Precooking things (like the aforementioned ground beef) can save you time and energy while you’re in the backcountry, as well as make the food last longer. I wouldn’t bring any raw meat but I’d be OK with some precooked meat on the first night.Don’t be afraid to bring certain foods that you normally refrigerate. Cheese can last a surprisingly long time unrefrigerated, as can butter, hard meats, syrup etc. When in doubt about a specific food, some quick internet research can give you a better idea of how long it will last.
Omelet in a Bag
My personal favorite outdoor meal!
- 2 eggs (buy some dehydrated eggs or use whole eggs if you’re just car camping)
- Salt and pepper
- Other mix-ins (cheese, green onions, bacon, chopped ham)
- Quart size freezer Ziploc bag
Put everything into your Ziploc bag, squish it all together, and seal it. Boil it in water until it looks like an omelet!
- Eat this meal early on in your trip so your fresh ingredients don’t spoil
- Double bag your omelet so you don’t lose it if one bag splits open
Other breakfast ideas:
You can’t go wrong with instant oatmeal packets. Bring a few different flavors and plan on eating at least two for one day’s breakfast. You can mix in nuts, dried fruit, and even chocolate chips to spice up the flavor and add a few more calories. Fresh fruit can also be good but may take a beating in your pack if you don’t eat it quick.
I prefer to eat things that don’t require any cooking for lunch.
For the first day’s lunch make yourself a gourmet sandwich with lettuce, tomatoes, avocado, and the whole shebang. Just make sure to eat it before it gets soggy.
Mini bagel pizzas are also a personal favorite. Bring plain or onion bagels, pepperonis, tomato sauce, and some cheese. You can also switch it up by bringing cream cheese, and summer sausage to make a bagel sandwich.
Cashew Rice Curry (Makes two servings)
- 2 cup instant rice
- 1 tsp curry powder
- 1/4 cup dried milk
- 3 1/2 cups water
- 1/2 tsp salt
- 1/4 cup cashew pieces
- 2 oz grated cheddar cheese
Mix dry milk and enough water to form a paste. Add remaining water, mix well and bring to a boil. Stir in
rice. Cover and simmer until water is absorbed and rice is soft (about 20 minutes). Stir in nuts and cheese. Serve when the cheese is melted.
Other dinner ideas:
Kraft Mac n’ Cheese with chunks of summer sausage and extra cheese is a delicious, easy dinner. Make sure you take the noodles out of the box.
Backcountry Shepard’s pie is an easy, nutritious meal. Simply bring some instant potatoes, cheese, bacon bits, some canned corn (taken out of the can of course) garlic powder and butter. Exact ingredient amounts don’t matter much. Mix it all together and enjoy.

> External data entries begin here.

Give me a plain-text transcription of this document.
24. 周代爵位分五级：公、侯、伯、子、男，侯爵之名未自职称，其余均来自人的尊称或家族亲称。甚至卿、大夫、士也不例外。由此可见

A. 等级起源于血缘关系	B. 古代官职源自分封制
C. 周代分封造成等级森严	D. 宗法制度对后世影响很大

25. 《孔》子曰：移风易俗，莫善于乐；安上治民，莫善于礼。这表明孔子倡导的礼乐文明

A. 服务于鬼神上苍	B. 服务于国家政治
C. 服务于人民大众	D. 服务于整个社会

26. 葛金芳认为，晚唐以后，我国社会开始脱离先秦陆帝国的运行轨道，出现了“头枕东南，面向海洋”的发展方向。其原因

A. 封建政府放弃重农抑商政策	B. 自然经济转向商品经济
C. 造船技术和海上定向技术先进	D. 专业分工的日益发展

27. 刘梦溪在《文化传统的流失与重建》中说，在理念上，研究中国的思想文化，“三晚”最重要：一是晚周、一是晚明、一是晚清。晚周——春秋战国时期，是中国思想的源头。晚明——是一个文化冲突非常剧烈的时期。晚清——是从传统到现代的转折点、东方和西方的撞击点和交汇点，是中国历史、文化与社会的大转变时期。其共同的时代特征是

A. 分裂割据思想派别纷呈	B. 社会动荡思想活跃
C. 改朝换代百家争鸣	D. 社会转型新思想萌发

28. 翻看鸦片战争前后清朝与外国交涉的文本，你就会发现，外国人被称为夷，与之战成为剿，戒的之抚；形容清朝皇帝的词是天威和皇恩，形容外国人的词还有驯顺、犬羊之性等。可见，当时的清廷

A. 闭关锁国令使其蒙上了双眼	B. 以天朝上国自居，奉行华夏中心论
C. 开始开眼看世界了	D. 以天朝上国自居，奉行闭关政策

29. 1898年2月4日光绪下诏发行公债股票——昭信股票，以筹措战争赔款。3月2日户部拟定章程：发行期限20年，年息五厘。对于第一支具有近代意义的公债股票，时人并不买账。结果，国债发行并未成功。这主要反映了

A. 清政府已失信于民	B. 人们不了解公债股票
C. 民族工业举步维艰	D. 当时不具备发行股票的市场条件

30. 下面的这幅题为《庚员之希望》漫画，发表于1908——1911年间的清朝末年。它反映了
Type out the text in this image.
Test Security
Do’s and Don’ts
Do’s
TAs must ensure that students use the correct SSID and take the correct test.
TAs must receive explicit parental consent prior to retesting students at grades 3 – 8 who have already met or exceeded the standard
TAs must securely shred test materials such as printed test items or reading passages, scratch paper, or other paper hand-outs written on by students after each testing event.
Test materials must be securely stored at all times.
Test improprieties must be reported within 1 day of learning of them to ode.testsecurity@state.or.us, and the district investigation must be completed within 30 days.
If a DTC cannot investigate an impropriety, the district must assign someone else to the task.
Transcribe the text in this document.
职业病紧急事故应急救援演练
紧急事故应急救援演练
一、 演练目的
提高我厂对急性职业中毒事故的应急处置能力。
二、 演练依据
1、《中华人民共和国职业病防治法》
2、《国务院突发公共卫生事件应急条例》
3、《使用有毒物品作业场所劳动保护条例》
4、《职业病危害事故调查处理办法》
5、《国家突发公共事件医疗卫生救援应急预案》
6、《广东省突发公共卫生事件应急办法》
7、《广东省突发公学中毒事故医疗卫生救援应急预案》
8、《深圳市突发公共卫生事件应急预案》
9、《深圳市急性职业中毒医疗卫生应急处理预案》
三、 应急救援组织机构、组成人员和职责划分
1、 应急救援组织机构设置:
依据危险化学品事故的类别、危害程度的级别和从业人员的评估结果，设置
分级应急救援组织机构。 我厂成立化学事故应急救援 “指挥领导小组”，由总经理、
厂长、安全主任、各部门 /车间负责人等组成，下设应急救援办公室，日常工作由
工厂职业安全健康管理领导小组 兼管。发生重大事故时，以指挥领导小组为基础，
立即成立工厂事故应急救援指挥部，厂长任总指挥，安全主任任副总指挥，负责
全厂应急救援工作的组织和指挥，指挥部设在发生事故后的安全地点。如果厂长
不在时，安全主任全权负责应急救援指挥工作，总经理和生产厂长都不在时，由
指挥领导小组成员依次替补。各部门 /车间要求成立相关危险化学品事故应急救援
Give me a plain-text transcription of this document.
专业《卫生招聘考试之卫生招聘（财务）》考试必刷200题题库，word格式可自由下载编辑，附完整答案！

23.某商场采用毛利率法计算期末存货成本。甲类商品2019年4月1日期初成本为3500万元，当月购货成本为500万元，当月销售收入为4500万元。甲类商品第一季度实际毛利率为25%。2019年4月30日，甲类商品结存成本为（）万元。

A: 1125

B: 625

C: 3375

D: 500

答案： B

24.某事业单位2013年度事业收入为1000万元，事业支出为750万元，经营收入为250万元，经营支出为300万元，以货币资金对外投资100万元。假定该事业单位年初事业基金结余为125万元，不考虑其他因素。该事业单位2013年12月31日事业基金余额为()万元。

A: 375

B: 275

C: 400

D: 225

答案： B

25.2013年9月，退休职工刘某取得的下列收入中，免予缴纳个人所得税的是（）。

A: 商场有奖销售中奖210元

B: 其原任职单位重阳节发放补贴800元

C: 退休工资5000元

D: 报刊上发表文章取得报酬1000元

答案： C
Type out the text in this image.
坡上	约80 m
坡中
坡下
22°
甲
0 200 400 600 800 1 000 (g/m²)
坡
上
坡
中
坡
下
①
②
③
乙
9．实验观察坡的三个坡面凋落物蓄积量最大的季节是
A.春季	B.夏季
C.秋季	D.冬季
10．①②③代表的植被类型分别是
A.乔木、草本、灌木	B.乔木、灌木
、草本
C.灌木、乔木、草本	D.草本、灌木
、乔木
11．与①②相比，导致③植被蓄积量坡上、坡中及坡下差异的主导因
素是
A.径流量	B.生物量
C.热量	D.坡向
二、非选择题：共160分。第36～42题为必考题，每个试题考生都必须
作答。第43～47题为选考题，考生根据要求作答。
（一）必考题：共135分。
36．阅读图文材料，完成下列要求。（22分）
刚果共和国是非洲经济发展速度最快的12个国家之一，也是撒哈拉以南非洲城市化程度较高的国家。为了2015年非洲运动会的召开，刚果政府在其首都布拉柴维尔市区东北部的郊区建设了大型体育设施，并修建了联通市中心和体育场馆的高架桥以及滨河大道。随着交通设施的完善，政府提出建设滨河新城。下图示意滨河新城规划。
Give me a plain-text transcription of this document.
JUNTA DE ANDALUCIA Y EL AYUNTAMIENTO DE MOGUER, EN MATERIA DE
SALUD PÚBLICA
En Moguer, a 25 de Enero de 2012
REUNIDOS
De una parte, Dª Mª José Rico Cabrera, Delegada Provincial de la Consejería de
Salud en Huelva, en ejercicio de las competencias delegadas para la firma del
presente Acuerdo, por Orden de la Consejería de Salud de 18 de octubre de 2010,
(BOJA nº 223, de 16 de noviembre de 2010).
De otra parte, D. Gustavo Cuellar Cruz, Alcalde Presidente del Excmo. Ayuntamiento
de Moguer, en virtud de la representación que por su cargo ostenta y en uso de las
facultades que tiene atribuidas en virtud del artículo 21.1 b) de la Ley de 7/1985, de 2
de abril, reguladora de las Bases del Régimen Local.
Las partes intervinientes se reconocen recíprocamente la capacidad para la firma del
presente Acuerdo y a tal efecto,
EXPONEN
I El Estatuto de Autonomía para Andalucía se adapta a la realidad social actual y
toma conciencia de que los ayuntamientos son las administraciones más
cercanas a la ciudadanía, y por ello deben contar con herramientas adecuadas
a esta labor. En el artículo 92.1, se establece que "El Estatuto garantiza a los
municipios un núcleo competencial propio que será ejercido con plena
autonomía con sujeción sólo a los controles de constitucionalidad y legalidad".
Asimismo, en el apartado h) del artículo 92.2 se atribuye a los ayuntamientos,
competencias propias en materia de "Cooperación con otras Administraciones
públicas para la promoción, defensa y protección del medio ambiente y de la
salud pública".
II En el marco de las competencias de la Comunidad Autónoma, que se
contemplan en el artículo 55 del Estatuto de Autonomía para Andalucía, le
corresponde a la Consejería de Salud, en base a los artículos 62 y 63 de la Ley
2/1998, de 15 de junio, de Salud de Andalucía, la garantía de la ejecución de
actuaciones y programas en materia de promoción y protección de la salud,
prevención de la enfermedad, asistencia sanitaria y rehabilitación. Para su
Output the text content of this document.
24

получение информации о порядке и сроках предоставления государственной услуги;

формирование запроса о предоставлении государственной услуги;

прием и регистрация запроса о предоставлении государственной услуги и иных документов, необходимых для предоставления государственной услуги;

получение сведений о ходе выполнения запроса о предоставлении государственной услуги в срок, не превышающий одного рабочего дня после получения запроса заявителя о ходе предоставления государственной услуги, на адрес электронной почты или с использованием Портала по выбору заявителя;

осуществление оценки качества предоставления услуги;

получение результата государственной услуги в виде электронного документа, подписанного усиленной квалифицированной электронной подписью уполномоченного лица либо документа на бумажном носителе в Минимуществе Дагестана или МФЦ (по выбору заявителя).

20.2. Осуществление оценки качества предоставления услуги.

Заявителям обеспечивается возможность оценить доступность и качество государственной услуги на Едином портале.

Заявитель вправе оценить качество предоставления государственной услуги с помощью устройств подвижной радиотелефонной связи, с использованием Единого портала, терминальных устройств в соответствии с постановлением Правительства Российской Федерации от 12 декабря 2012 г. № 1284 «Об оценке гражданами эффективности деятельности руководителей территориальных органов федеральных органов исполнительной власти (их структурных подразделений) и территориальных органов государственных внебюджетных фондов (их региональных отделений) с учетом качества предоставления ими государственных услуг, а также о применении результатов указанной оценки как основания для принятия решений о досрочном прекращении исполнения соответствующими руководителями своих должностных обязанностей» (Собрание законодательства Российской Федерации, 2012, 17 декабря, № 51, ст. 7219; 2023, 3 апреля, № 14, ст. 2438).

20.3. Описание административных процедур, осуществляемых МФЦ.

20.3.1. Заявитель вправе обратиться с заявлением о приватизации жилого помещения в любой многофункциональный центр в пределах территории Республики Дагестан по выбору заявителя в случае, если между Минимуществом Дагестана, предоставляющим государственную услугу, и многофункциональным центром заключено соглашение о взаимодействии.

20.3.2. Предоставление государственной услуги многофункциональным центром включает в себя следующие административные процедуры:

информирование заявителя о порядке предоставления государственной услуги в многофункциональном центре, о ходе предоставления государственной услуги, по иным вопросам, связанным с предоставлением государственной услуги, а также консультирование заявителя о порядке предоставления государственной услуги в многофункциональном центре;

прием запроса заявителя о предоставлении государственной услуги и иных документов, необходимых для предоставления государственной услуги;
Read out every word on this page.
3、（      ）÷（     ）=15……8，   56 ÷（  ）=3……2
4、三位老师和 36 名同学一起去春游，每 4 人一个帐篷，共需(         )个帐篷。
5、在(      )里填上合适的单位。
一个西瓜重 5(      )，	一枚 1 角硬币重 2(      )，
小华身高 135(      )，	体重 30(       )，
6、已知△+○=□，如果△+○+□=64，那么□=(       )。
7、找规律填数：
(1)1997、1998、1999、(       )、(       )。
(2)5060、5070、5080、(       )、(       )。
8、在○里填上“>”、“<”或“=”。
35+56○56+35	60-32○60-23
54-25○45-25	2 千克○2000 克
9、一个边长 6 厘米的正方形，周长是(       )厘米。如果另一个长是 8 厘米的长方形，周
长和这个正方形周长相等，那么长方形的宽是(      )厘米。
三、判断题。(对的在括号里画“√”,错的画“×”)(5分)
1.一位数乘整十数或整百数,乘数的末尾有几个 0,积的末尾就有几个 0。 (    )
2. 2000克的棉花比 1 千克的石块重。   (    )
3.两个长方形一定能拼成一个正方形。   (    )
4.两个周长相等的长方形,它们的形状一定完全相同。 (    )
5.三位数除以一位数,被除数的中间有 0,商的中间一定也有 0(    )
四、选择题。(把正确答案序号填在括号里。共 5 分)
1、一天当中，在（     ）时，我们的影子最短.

Ramen noodles can be a good option but they don’t provide enough calories on their own. Make sure to add some mixed veggies and meat. You can bring fresh veggies if you’re planning to eat them on your first couple of nights. There are also many dehydrated options.
- Granola bars
- Hard candy
- Dried fruit
- Fresh fruit (eaten quickly)
- Trail mix
- Assorted nuts
- Beef jerky
- Sunflower seeds
Now Get Out There And Create Your Own
Hopefully, you now have a better understanding of how to plan out your backcountry meals, and the task no longer seems like a mountain in and of itself. If you get enough to eat, pack right, and love the taste you’ll be a backpacking meal champion.
Of course, there are endless options of pre-portioned, pre-packaged, freeze-dried meals you can buy. Many of them are easy to prepare, easy to pack and delicious. You can always go that route if you choose. But with the skills you just learned the world of easy backpacking meals is endless and goes as far as your own imagination.
Of course, the only way to really learn is to do. So get out there and get cooking.